EPDK Kararının Resmi Gazete’de yayınlanmasının ardından sektör derneklerinin ivedilikle T.C. Enerji ve Tabii Kaynaklar Bakanı Fatih Dönmez, TBMM Sanayi, Ticaret, Enerji, Tabii Kaynaklar, Bilgi ve Teknoloji Komisyonu Başkanı Ziya Altunyaldız ve T.C. Enerji Piyasası Düzenleme Kurumu Tarifeler Dairesi Başkanı Mehmet Ali Kölmek’ten randevu alıp bir ay süren yüz yüze görüşmeler ve toplantılar gerçekleştirerek sektörde yaşanan sıkıntıları kapsamlı bir şekilde aktardıkları, ancak her türlü girişime rağmen derneklere hali hazırda henüz bir dönüş yapılmadığı da ifade edildi.
Bu durumun sektörde belirsizlik yarattığı ve mevcut santrallerin finansmanında büyük sıkıntılara yol açtığının altı çizilirken EPDK tarafından alınan 6838 sayılı Kurul Kararıyla enerji santrallerinin amortisman süreleri dolmadan rasyonel olmayan bir oranda artırılmasının ‘yeni yatırım planlamaları yapılırken böyle bir düzenlemeyle tekrar karşı karşıya gelme’ riski nedeni ile yatırımcıda tedirginlik yaratabileceği belirtildi.

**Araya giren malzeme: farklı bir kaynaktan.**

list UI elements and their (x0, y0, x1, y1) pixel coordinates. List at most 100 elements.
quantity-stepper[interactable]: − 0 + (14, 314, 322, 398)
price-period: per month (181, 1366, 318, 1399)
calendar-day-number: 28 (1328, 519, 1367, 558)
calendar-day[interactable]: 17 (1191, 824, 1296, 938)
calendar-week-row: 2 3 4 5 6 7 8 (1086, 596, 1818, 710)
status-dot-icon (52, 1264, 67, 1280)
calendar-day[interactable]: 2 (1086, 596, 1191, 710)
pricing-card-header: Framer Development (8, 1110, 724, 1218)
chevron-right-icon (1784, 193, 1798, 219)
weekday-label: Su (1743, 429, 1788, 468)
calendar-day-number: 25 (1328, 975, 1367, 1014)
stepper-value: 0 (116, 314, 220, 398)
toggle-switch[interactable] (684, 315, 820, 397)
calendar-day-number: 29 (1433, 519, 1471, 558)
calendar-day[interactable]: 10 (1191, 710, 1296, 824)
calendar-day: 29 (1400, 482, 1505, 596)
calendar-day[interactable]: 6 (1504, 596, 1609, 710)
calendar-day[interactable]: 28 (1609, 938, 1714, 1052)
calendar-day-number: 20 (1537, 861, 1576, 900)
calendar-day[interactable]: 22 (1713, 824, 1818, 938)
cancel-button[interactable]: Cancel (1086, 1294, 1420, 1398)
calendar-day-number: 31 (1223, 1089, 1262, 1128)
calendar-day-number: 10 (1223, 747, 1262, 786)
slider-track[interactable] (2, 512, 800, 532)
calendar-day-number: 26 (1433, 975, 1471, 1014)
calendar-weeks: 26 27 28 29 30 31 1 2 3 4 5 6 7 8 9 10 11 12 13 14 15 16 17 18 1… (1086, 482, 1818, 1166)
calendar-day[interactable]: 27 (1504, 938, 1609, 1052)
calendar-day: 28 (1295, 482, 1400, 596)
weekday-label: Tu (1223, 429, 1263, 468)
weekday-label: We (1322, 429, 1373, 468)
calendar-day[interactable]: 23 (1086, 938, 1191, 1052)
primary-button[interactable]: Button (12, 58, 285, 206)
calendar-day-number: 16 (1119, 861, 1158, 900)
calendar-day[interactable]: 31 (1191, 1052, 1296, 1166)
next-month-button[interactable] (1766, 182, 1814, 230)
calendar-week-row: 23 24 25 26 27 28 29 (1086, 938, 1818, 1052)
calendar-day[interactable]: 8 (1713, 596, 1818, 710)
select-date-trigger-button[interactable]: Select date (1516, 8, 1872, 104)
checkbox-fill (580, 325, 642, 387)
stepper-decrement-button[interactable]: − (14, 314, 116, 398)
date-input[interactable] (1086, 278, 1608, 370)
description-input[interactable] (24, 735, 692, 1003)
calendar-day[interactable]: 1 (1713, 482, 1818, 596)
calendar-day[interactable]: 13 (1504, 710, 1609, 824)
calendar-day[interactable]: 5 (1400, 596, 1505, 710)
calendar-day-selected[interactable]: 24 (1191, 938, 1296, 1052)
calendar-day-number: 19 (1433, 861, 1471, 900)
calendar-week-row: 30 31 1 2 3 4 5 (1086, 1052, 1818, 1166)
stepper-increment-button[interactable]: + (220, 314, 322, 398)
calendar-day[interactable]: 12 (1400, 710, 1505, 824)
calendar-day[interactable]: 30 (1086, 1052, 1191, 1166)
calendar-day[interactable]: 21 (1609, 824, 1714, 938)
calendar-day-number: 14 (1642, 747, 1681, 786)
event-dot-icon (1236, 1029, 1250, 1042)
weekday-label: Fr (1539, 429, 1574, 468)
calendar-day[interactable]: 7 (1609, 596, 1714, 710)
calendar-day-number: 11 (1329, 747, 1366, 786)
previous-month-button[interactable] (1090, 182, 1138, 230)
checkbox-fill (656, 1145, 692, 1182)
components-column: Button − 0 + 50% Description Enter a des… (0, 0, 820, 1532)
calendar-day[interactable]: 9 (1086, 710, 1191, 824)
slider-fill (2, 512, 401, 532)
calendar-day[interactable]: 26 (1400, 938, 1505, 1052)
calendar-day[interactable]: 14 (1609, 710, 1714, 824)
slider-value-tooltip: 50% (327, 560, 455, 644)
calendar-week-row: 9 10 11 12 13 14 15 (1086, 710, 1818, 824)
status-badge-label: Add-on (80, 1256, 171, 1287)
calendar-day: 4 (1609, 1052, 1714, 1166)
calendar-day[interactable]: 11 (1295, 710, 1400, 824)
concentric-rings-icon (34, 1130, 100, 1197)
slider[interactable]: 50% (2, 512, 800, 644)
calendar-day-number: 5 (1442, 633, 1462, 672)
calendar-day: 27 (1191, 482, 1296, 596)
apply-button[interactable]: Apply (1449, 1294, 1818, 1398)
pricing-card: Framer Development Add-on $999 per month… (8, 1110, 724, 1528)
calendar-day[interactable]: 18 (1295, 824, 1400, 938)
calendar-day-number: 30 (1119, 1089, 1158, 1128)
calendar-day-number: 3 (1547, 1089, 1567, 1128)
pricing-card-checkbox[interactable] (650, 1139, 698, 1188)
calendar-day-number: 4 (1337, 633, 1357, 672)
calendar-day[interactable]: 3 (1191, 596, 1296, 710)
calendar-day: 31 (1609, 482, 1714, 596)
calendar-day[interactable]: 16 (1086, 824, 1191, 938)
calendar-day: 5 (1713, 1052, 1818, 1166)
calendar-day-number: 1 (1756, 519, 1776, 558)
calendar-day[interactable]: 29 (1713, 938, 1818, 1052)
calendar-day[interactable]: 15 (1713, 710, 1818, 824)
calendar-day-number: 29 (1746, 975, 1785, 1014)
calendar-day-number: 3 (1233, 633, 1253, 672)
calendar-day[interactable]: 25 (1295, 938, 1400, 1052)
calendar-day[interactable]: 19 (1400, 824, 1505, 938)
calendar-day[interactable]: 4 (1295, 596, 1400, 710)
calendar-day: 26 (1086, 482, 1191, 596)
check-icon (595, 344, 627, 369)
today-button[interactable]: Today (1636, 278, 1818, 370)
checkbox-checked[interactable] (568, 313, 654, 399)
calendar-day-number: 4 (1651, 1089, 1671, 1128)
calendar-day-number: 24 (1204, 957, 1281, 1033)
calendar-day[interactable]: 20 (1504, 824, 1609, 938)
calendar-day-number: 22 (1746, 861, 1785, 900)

Açıklamada, EPDK kararına dayanak teşkil eden yatırım ve finansman kararlarının, 2017 yılı tarifesine bağlı olarak verilen güneş enerjisi projelerine kamu tarafından yasal çerçeve içinde tanınmış hakların geriye alınması anlamına geldiği ve sektör yatırımcılarının mağduriyetine neden olduğunun değerlendirildiği vurgulandı.
Türkiye’nin güneş enerjisindeki mevcut kurulu gücünün yüzde 90’ına yakınının lisanssız yatırımlardan oluştuğunun altı çizilen ortak açıklamada, lisanssız güneş yatırımcılarının Türkiye’nin güneş enerjisinde kısa sürede gerek kurulu güç gerekse de sanayi altyapısı ve nitelikli işgücü oluşması anlamında gösterdiği başarıya çok önemli katkı sağladığı hatırlatıldı.
Güneş yatırımcılarının önemli finansal riskler alarak sağladıkları bu katkıda yasal düzenlemelerin kalıcılığına olan güvenlerinin çok önemli rol oynadığı belirtilen açıklamada, ‘geriye dönük bir kural değişikliği’ olarak kabul edilmesi gereken dağıtım bedellerinde artışı getiren bu kararın gerek finans kuruluşlarının gerekse yerli ve yabancı yatırımcının kamuya duydukları güveni de zedelediği dile getirildi.
Açıklamada, enerjide arz sıkıntısına çözüm olabilecek güneş yatırımlarına ihtiyaç duyulan ve yeşil dönüşümün gündemde olduğu bir dönemde güneş gibi çok önemli bir yenilenebilir enerji kaynağının ülkemiz için çok daha etkin bir şekilde kullanılması gerektiği ve bu dönemde yatırımcı güveninin kalıcılığının tesisi için söz konusu EPDK kararının geri alınması gerektiği vurgusuyla tamamlandı.